1. Non-inflammatory degenerative joint disease including osteoarthritis and avascular necrosis;
2. Rheumatoid arthritis;
3. Correction of functional deformity;
4. Treatment of non-union, femoral neck fracture and trochanteric fractures of the proximal femur with head involvement, unmanageable using other techniques; and
5. Revision procedures where other treatment or devices have failed.

Qualifiers:
The KMTI A400 Hip System is intended for cementless applications unless used with the KMTI Cemented Hip Stem.
The KMTI Porous Coated Acetabular Shell System is intended for cementless applications. In addition, the KMTI Porous Coated Acetabular Shell and Universal liners can be used with the Kyocera Corporation ("KYOCERA") Initia Total Hip System femoral stem mated with KYOCERA CoCr (28-40mm) or BIOCERAM AZUL (28-40mm) femoral head.
The Cemented Hip Stem is intended for cemented applications.
The KMTI Tesera Trabecular Technology (T3) Acetabular Shell System is intended for cementless applications. In addition, the KMTI T3 Acetabular Shell and Universal liners can be used with the KYOCERA Initia femoral stem mated with KYOCERA CoCr (28-40mm) or BIOCERAM AZUL (28-40mm) femoral head.
The Bipolar Head is for use in conjunction with KMTI femoral heads and femoral stems. Bipolar outer heads are not for use with acetabular shells and liners.

The Renovis Surgical Hip Joint Replacement System (K112897) includes multiple subsystem offerings, including:
K132312: Renovis Tesera Trabecular Technologies (T3) Acetabular Shell System
K141676: Renovis Porous Acetabular Cup System
Renovis Surgical Technologies is now wholly owned by Kyocera International, Inc. (San Diego, CA) as Kyocera Medical Technologies, Inc. ("KMTI"). The subject of this Special 510k Premarket Notification are additional KMTI offerings which include the use of components of the K160895 Kyocera Medical Corporation, Japan Initia Total Hip System (now Kyocera Corporation, Japan; "KCJ") that may be used with the KMTI K132312 T3 acetabular shell, K141676 porous acetabular shell and KMTI universal acetabular liners.

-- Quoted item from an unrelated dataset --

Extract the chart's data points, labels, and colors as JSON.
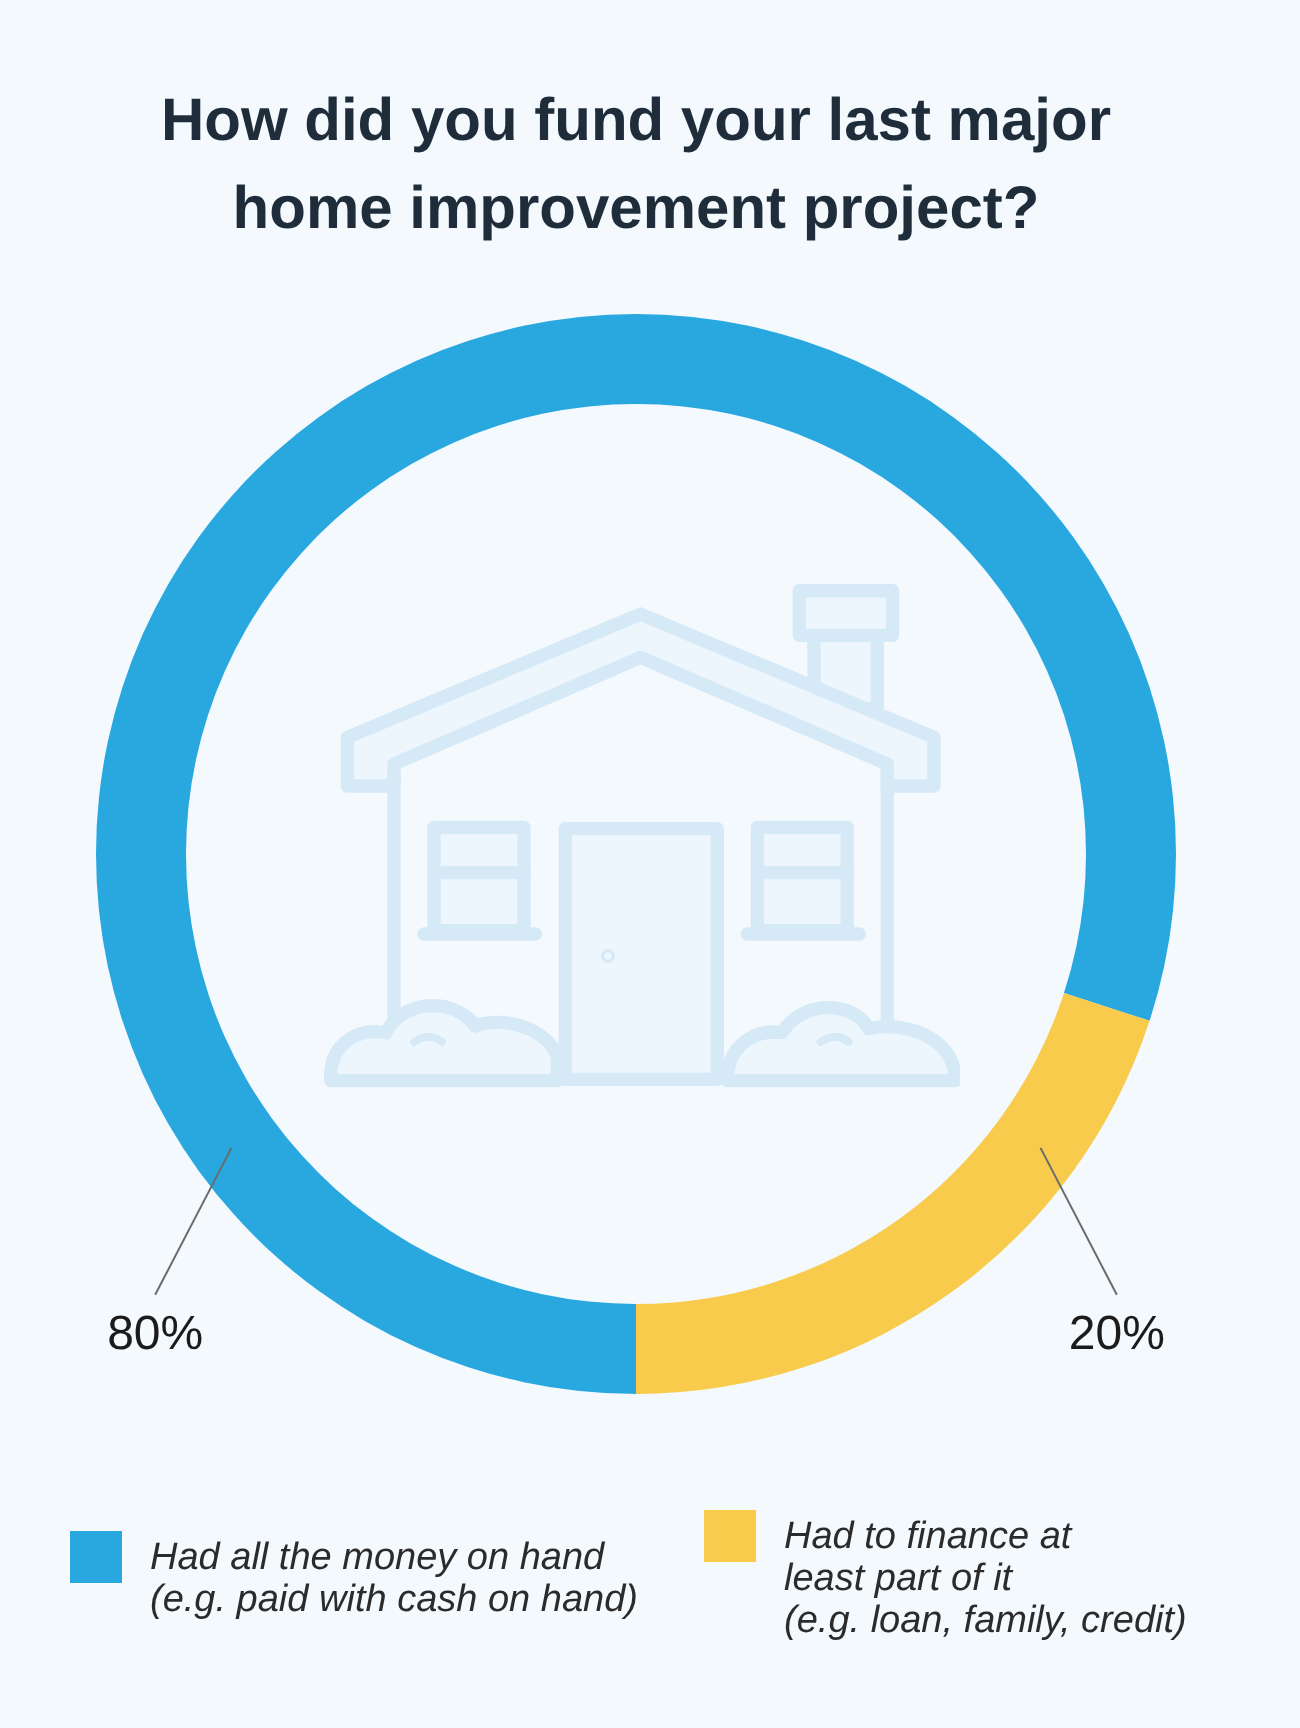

The provided document is a 510(k) Premarket Notification from the FDA for a medical device (hip replacement system). This type of document is for demonstrating substantial equivalence to a predicate device, not for proving a device meets specific performance acceptance criteria through clinical studies or AI algorithm evaluations.

Therefore, this document does not contain the information required to answer the questions about acceptance criteria, device performance, sample sizes, expert qualifications, adjudication methods, MRMC studies, standalone algorithm performance, or ground truth establishment.

The document primarily focuses on:

• Device Name: Kyocera Medical Technologies, Inc. (KMTI) Hip Replacement System, including the Tesera Trabecular Technologies (T3) Acetabular Shell System and Porous Acetabular Cup System.
• Regulatory Information: Class II device, regulation number, product codes, and predicates.
• Indications for Use: Specifies the conditions for which the hip replacement system is intended.
• Substantial Equivalence: States that there are no changes in intended use, implant materials, manufacturing, packaging, or sterilization, and that the equivalence of certain components has been demonstrated.
• Compliance: Mentions assessment under Design Controls and compliance with ISO and ASTM standards for mechanical testing.

There is no mention of AI, software algorithms, or clinical studies that would involve establishing ground truth with experts, performing multi-reader multi-case studies, or evaluating standalone algorithm performance. The "performance" discussed in this document refers to the mechanical and biological performance of the implant, typically evaluated through bench testing and material analyses to ensure safety and effectiveness, rather than a diagnostic or predictive AI algorithm's performance.